In summer it may well happen that you return from a ramble in nature with an uninvited guest. The danger lurks in the grass: Small creatures climb on your body while you are playing in the lawn. They want your blood. With their saw-like mouthparts they make an opening in the topmost layer of the skin, anaesthetise the wound with poisonous saliva and completely sink their proboscis into it. It doesn’t take long until the female tick has gained up to 200 times its original weight.

Approx. 850 species of these blood-sucking arachnids are known today. Most species only attack particular hosts, but the common castor-bean tick (Ixodes ricinus) is also inclined to attack humans from time to time.

The Life of a Tick

The tick gets by on three meals per life! The larva of the castor-bean tick, which is only half a millimetre big, attacks a small mammal at first. After this first refreshment, it sheds its skin and develops into a nymph (asexual). Afterwards, it fortifies itself again, this time with the blood of a bigger animal. Now it is able to grow up into a sexually mature animal at last.

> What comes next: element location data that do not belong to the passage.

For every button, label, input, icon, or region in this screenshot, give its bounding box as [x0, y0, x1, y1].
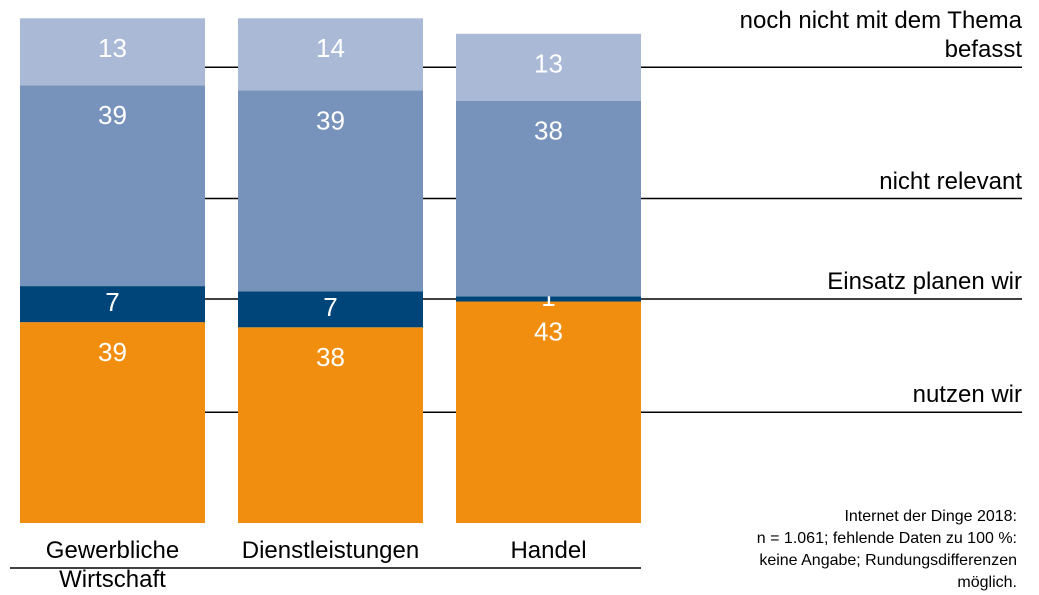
data-label: 13 — [98, 33, 127, 63]
bar-segment — [20, 322, 205, 523]
bar-segment — [20, 18, 205, 86]
footnote-line: Internet der Dinge 2018: — [844, 508, 1017, 525]
bar-segment — [20, 286, 205, 323]
legend-label: nutzen wir — [912, 381, 1022, 409]
legend-label: Einsatz planen wir — [827, 267, 1022, 295]
x-tick-label-line: Handel — [510, 537, 587, 564]
footnote-line: n = 1.061; fehlende Daten zu 100 %: — [756, 530, 1017, 547]
data-label: 39 — [98, 337, 127, 367]
x-tick-label-line: Wirtschaft — [59, 566, 166, 593]
bar-segment — [238, 327, 423, 523]
bar-segment — [20, 85, 205, 287]
data-label: 39 — [316, 105, 345, 135]
data-label: 7 — [105, 287, 119, 317]
footnote-line: möglich. — [957, 574, 1017, 591]
x-tick-label-line: Gewerbliche — [45, 537, 180, 564]
legend-label: noch nicht mit dem Thema befasst — [739, 7, 1022, 64]
bar-segment — [456, 100, 641, 297]
data-label: 13 — [534, 49, 563, 79]
data-label: 14 — [316, 33, 345, 63]
legend-label: nicht relevant — [879, 167, 1022, 195]
data-label: 39 — [98, 100, 127, 130]
x-tick-label: Dienstleistungen — [222, 536, 440, 565]
data-label: 38 — [534, 116, 563, 146]
x-tick-label: Gewerbliche Wirtschaft — [4, 536, 222, 594]
bar-segment — [456, 301, 641, 523]
bar-segment — [238, 291, 423, 328]
bar-segment — [238, 18, 423, 91]
footnote-line: keine Angabe; Rundungsdifferenzen — [759, 552, 1017, 569]
bar-segment — [238, 90, 423, 292]
x-tick-label: Handel — [440, 536, 658, 565]
bar-segment — [456, 33, 641, 101]
bar-segment — [456, 296, 641, 302]
data-label: 7 — [323, 292, 337, 322]
x-tick-label-line: Dienstleistungen — [241, 537, 420, 564]
data-label: 43 — [534, 316, 563, 346]
data-label: 38 — [316, 342, 345, 372]
footnote: Internet der Dinge 2018: n = 1.061; fehle… — [677, 506, 1017, 594]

The females suck blood once again for a last time to produce between 2000 and 3000 eggs. As soon as the eggs are spawned, the female ticks die.

Males have an even shorter life. As soon as they are sexually mature, they let themselves drop onto a host, hoping to find a female there. After they have passed on their genes, they die instantly. It is not exactly known whether the males feast a third time or not. The entire life cycle of a tick takes about three years.

Small, But Still Very Dangerous For Humans

The not only unpleasant, but also dangerous concomitants of a tick bite are illnesses, which are transmitted by bloodsuckers. The most common and most dangerous one is the tick borne encephalitis (TBE), a disease caused by viruses affecting the brain and the meninx.

In addition, the ticks can carry vicious bacteria (e.g. Borreliae in the tick’s intestine), which might be transmitted to the host (human). One of the accompanying symptoms is the circular ring that develops around the bite. At an early stage, Lyme disease can be treated very well, but if the symptoms go undetected by the doctor, arthritis and other late sequela may occur after a while.